要聂卫民真是故意撞的人,在聂工看来,真不教育,养大就不是黑社会,而是杀人犯了。
“你最近总是饮食难安的,我还当你实验室有事儿呢,你是为了这个?”
大黄鱼就丢了,也不要紧,但卫民要真的心术不正,我全不知道该怎么办
好啦,这事儿你就教给我吧,我有办法教育他。”陈丽娜说
聂工一下来兴趣了:“真的?”
“真的。
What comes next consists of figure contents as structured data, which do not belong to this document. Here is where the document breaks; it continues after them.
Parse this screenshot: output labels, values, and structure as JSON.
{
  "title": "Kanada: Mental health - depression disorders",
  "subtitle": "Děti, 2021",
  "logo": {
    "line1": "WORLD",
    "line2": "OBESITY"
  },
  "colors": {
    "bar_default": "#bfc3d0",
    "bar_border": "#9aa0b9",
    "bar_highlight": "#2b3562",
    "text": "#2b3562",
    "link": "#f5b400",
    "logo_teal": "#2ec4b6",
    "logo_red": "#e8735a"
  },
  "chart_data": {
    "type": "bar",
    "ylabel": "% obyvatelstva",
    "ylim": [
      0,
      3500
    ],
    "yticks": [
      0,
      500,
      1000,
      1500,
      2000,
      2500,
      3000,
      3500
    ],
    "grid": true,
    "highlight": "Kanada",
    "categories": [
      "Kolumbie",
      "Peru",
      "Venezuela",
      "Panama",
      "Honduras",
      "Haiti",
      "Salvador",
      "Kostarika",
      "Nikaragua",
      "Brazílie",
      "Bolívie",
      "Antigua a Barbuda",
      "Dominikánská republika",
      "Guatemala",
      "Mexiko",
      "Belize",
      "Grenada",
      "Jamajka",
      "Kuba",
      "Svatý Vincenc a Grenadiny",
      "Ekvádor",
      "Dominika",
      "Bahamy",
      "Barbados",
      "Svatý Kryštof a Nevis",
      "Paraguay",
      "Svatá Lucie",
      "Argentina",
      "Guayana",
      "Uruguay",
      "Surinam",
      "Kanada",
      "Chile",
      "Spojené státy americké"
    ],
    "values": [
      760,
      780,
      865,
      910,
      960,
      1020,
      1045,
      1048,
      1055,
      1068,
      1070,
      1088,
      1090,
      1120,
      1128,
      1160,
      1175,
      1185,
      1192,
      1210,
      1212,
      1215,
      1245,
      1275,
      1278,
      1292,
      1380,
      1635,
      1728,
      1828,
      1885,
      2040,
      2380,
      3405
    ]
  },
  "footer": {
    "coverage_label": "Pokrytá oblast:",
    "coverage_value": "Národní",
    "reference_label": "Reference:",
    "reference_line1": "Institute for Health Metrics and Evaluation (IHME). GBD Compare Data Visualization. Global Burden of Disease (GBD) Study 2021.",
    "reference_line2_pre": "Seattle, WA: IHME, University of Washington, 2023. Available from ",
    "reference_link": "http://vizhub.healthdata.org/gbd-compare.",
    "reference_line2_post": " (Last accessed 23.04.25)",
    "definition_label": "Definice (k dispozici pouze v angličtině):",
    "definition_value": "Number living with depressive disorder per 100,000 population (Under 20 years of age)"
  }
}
”陈丽娜自己也不知道怎么办,但是既然上辈子这是聂工的无解题,那还是不要让他太操心的好
车到山前必有路,她总会想个办法,一次取了聂卫民的毛病的
这不,马上就准备要走了,陈丽娜还得回厂里安排工作,给自己请假。
“丽娜,咱们厂今年上半年的盈利报告出来了。“贺敏拿着计划书,风尘朴朴的就进来了:“你猜怎么着,净利润五万块
我就问你,你见过这么多的钱吗?
投产一年,刚开的时候矿区给了9万块的备用资金,如今不但还清,还整整赚了五万块钱,对于一家远在边疆的毛纺厂来说,这个业绩确实是够喜人的。
这证明,每一个月,毛纺厂的净利润都将近有一万块。
“我现在想着吧,你那辆车也太旧了。你知道吗,现在新产的北京吉普,价格三万一,又新又宽敞,比你那臭烘烘的老吉普强多了。怎么样,咱们购一辆吧,我不用,就给你用。”贺敏又说。
陈丽娜就笑了:“你天天开着老红旗四处逛还不够,又看上我的老吉普了?”
“哪能呢,咱们毛纺厂最辛苦的人就是你了,你说咱们吧,拿的都是死工资,也变着法子享受一下嘛,你不是爱车嘛,改天咱一起到乌鲁给你提辆新车,怎么样?
陈丽娜就笑了:“赶紧忙你的去,钱呀,给我在账上好好儿的放着,你要再动这些歪心思,贺敏,我就把我的老红旗收回去,不信你看着。”
贺敏也是无奈了:“我都不知道该说你什么好,陈丽娜,你看着精明,就是个榆木脑袋,你说咱们苦了这么久,为啥就不能享受一下。
“我就是榆木脑袋,而且,我还是那句话,谁要想着买车搞腐化,谁就给我从这毛纺厂里滚出去。
胡素是毛纺二厂长和服装厂的主要负责人,听贺敏跟陈丽娜两个吵架呢,也进了她的办公室,当然也是想研究一下,上半年的利润该要怎么分配的问题。
突然,有人敲门了:“陈书记在吗,请问,你们的会计焦来娣在不在岗。”
“在啊,怎么啦?”
“我们是自治区检察院的,她被查证收受贿赂,现在得跟我们走一趟。”两个穿着青色制服,戴着大檐帽的同志给陈丽娜敬礼,并跟她握手。
然后,俩人说眀来意,给陈丽娜看了逮捕令,就由陈丽娜带着,去找焦来娣了。